Ultima sosta per ammirare l’imponente Pietra Castello, conosciuta anche come Castello di Potamia, una rocca monumentale che viene citata dalle fonti storiografiche, tra tutte la narrazione che vide, nell’anno 953, le orde saracene spingersi nell’entroterra, oggi sanluchese, giungendo fino all’abitato montano conosciuto come Pietracucca, che esisteva poco più a valle di Pietra Cappa. Probabilmente il servizio di guardia, dislocato dagli autoctoni sulle sommità delle varie pietre presenti nella valle, aveva potuto avvistare e quindi allertare la popolazione dell’imminente assalto. E così fu battaglia fra i resistenti cristiani e gli aggressori saraceni!
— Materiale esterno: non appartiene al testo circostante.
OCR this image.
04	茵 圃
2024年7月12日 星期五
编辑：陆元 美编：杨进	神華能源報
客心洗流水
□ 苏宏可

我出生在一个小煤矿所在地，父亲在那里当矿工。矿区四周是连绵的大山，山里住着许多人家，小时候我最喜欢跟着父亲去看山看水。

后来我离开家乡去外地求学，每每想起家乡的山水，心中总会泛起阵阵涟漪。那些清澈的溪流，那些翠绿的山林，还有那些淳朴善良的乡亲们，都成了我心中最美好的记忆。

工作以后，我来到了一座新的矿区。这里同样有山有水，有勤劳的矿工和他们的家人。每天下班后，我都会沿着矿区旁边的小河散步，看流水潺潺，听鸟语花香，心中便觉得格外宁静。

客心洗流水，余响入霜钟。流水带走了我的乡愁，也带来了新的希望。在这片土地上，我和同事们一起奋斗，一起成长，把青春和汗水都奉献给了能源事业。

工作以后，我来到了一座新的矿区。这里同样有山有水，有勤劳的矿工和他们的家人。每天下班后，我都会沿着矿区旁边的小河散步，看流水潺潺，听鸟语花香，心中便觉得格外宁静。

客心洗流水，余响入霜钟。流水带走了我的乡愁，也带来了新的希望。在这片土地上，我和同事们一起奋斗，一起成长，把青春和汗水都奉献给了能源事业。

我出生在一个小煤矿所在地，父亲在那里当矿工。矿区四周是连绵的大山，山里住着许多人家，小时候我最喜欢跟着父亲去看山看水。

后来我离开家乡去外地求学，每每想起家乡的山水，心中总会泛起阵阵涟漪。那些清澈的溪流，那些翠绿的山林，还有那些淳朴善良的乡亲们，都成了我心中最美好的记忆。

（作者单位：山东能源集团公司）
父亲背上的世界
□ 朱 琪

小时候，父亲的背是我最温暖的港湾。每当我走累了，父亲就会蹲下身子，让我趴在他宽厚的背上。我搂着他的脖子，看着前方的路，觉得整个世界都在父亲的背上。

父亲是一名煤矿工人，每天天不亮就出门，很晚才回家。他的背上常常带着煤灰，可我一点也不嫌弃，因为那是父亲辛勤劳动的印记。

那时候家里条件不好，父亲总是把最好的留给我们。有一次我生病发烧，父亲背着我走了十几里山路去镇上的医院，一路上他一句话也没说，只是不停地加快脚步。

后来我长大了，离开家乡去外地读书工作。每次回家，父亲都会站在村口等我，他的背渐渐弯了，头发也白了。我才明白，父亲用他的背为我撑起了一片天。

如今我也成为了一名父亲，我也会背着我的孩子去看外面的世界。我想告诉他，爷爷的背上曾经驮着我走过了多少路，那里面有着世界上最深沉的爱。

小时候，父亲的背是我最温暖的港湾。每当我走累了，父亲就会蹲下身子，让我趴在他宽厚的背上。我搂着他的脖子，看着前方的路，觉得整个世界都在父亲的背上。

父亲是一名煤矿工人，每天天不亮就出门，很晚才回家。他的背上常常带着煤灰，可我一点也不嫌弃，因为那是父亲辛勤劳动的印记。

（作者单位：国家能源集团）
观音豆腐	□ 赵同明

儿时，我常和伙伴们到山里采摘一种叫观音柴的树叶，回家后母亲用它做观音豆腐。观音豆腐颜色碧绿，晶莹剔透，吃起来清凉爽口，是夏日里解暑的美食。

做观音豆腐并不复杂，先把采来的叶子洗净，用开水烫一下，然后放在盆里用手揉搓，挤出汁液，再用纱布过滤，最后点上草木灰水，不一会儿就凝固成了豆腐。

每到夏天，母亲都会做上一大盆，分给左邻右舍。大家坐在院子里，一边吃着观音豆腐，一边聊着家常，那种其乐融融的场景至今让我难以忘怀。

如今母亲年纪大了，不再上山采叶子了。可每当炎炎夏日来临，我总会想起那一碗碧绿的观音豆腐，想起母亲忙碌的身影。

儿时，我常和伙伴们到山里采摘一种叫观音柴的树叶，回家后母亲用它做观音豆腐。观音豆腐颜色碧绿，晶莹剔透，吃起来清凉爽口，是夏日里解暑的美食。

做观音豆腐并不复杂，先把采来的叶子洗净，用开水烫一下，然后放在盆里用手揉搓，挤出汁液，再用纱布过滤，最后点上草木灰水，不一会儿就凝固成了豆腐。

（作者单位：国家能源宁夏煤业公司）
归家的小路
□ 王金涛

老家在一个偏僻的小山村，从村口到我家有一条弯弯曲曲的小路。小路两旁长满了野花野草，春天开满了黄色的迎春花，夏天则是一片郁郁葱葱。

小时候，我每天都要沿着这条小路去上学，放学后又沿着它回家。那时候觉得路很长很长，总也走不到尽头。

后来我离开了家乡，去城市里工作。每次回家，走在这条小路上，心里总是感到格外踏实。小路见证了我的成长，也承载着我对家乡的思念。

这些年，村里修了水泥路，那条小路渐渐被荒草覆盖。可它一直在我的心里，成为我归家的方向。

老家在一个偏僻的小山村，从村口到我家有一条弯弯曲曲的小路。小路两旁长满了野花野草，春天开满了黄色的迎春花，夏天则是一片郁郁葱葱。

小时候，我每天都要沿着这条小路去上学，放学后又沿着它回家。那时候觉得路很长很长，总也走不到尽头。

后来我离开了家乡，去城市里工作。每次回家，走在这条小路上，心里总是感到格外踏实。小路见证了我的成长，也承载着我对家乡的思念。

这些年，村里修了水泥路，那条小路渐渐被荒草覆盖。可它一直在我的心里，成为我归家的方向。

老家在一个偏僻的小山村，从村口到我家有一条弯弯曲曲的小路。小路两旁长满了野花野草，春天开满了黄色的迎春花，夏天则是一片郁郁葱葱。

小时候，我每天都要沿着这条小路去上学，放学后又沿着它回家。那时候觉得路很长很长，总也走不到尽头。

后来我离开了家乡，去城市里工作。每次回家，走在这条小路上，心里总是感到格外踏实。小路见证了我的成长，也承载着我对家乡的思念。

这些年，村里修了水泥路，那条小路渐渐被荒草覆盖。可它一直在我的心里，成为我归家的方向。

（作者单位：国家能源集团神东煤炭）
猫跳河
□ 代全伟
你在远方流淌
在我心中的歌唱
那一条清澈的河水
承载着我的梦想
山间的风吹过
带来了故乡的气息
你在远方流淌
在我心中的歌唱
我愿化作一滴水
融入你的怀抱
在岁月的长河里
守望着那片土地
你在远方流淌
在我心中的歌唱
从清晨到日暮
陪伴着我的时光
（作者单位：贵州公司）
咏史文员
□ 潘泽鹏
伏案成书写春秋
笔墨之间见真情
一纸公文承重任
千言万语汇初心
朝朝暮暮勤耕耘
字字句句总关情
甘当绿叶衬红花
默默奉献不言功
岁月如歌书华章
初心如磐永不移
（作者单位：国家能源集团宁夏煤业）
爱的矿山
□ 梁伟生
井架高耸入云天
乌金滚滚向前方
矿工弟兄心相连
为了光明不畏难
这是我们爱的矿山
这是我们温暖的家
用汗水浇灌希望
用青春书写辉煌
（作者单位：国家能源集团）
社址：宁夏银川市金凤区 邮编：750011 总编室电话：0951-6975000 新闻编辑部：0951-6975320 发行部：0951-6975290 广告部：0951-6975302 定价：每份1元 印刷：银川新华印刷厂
La strada asfaltata e lastricata, finalmente in discesa, ci porta ad attraversare il centro abitato di San Luca e riguadagnare, dopo una decina di chilometri, la costa, riprendendo quindi la Statale Jonica fino al punto di partenza; insieme a Giuseppe Piccolo, Alessandro Caccamo e Giuseppe Pileggi abbiamo completato il suggestivo percorso ad anello, riuscendo a circumnavigare l’intera Valle delle Grandi Pietre, coprendo una distanza totale di circa di 80 chilometri con un dislivello altimetrico complessivo di circa 1.400 metri, in una calda mattinata di giugno, attraversando sentieri sterrati, boschi fittissimi, terrazzamenti in pietra, greti di grandi fiumare, luoghi magicamente suggestivi che la mano dell’uomo non è ancora riuscita, fortunatamente, a intaccare, con grande sforzo fisico ma ineguagliabile appagamento morale!